Or n'est-ce pas l'image du sommeil humain
Où, dans l'eau du cerveau qu'on croit vidée et nue,
Des rêves sous-marins sont sans cesse en chemin,
Ah! cette vie occulte, et qui se continue!

X.

Quel aquarium glauque apparaît la Mémoire,
En qui les souvenirs, les rêves, le passé
Émergent par moments d'un clair-obscur glacé;
Clairière d'une grotte en deuil! Liquide armoire
Dont les panneaux ont des ombres pour bas-reliefs
Et qui conserve en elle un peu de notre vie:
Amour mort qu'on retrouve en scintillements brefs
(Collier perdu, mais qu'une perle certifie…);
Et nos espoirs mués en minéraux pensifs;
Nos efforts devenus des varechs convulsifs;
Telle bouche changée en coquillage inerte
Et tel péché, comme un poisson, qui bouge au fond…
Comment redevenir la Mémoire déserte?
Mais sans cesse ces mous glissements la défont
Et rouvrent une plaie au fil de la Mémoire.
Sans cesse le passé, fait d'ombres, reparaît
Dans le repos de la Mémoire qui s'en moire.
C'est comme si toujours quelque chose y mourait!
Car retrouver un fantôme d'ancienne joie,
Le spectre d'une rose ou l'écho d'une voix,
C'est les voir mourir presque une seconde fois.

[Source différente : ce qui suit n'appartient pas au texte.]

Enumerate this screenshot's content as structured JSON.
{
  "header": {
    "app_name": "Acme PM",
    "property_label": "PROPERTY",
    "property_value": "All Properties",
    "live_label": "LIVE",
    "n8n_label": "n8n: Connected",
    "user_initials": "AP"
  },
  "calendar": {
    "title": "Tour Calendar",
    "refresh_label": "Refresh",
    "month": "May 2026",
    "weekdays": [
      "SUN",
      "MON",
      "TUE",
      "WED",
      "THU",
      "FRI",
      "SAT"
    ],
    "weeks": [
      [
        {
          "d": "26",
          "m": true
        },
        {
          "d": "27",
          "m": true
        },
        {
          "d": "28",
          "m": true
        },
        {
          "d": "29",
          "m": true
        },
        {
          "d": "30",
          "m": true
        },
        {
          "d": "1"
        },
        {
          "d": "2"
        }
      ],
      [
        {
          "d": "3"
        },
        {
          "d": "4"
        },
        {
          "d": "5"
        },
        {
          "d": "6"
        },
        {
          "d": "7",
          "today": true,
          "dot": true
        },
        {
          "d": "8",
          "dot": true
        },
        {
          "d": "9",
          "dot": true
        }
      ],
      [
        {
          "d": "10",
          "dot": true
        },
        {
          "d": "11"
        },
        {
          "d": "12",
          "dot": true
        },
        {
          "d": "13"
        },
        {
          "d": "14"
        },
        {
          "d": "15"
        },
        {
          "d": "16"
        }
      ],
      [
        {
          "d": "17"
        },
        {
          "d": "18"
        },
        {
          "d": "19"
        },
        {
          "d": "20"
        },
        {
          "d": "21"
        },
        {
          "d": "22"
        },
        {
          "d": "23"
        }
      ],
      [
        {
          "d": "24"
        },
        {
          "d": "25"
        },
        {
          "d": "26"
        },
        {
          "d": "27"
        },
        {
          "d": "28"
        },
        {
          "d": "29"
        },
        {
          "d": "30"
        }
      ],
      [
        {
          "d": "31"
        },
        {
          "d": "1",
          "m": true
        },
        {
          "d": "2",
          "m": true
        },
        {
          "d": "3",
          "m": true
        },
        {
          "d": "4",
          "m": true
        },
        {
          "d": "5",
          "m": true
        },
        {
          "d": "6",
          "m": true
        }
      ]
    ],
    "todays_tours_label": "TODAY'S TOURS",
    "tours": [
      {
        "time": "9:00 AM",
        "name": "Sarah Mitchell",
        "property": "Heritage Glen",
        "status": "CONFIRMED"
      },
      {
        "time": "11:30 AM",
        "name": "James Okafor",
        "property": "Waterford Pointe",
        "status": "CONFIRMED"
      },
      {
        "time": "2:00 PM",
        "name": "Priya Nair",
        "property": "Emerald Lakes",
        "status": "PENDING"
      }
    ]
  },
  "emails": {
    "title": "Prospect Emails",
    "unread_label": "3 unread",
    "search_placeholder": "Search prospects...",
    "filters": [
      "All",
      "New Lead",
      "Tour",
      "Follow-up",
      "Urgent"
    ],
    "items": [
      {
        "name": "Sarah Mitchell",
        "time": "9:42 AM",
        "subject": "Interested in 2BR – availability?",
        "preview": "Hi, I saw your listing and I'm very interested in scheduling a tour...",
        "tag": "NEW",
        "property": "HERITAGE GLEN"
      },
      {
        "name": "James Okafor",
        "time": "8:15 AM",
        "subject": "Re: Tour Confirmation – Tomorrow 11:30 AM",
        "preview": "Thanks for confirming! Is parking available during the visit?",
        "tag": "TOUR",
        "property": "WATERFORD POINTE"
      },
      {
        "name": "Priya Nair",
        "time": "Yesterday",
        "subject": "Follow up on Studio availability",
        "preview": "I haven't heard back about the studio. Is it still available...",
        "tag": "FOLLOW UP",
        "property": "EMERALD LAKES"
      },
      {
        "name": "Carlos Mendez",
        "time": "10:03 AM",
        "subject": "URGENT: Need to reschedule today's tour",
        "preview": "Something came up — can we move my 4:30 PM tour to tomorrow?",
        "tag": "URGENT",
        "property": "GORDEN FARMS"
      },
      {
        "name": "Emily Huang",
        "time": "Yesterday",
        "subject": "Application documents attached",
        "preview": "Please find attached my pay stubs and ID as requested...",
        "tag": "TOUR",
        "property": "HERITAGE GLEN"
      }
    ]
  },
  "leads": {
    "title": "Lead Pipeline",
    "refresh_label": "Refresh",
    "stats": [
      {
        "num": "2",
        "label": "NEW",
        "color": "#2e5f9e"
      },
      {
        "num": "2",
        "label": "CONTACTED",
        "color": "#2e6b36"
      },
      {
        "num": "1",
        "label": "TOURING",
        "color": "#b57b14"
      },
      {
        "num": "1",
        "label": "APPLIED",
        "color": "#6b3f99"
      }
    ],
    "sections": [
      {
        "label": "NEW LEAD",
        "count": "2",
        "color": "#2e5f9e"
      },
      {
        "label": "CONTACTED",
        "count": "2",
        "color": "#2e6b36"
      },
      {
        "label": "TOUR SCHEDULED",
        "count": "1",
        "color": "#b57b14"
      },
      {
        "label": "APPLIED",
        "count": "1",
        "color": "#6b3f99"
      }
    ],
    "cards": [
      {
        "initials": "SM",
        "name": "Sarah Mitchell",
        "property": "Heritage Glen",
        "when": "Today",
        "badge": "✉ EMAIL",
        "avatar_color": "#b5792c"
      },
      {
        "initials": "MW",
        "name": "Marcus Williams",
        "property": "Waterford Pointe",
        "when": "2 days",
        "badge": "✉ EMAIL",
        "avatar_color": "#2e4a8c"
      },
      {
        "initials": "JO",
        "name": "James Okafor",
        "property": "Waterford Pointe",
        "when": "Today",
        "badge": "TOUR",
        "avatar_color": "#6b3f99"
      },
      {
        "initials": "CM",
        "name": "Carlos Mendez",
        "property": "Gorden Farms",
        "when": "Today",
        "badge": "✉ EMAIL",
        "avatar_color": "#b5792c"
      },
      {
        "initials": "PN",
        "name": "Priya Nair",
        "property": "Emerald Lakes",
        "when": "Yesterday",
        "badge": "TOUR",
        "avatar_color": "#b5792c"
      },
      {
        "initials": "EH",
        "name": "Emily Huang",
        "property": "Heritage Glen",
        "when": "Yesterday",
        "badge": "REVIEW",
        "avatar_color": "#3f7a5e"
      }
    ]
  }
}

Ah! tout ce qui subsiste en nous grouille et louvoie;
Tout ce qui reparaît d'un temps qu'on oubliait,
Déjà si loin, mais qui soudain dans nous remue:
Frôlements, frissons noirs et feuillage inquiet;
Ah! ne jamais pouvoir redevenir l'eau nue!
Toujours sentir dans l'eau lasse renaître un pli,
Et quelque forme errante, une ombre fugitive
Être l'inexorable empêcheuse d'Oubli!
Aquarium humain! Mémoire sensitive!
Douleur quotidienne entre des verres clos!
Survivance de peine un peu somnambulique,
Comme si dans la châsse à la grêle relique
On sentait, en baisant la vitre, souffrir l'Os!

XI.

L'Aquarium prend en pitié les autres eaux.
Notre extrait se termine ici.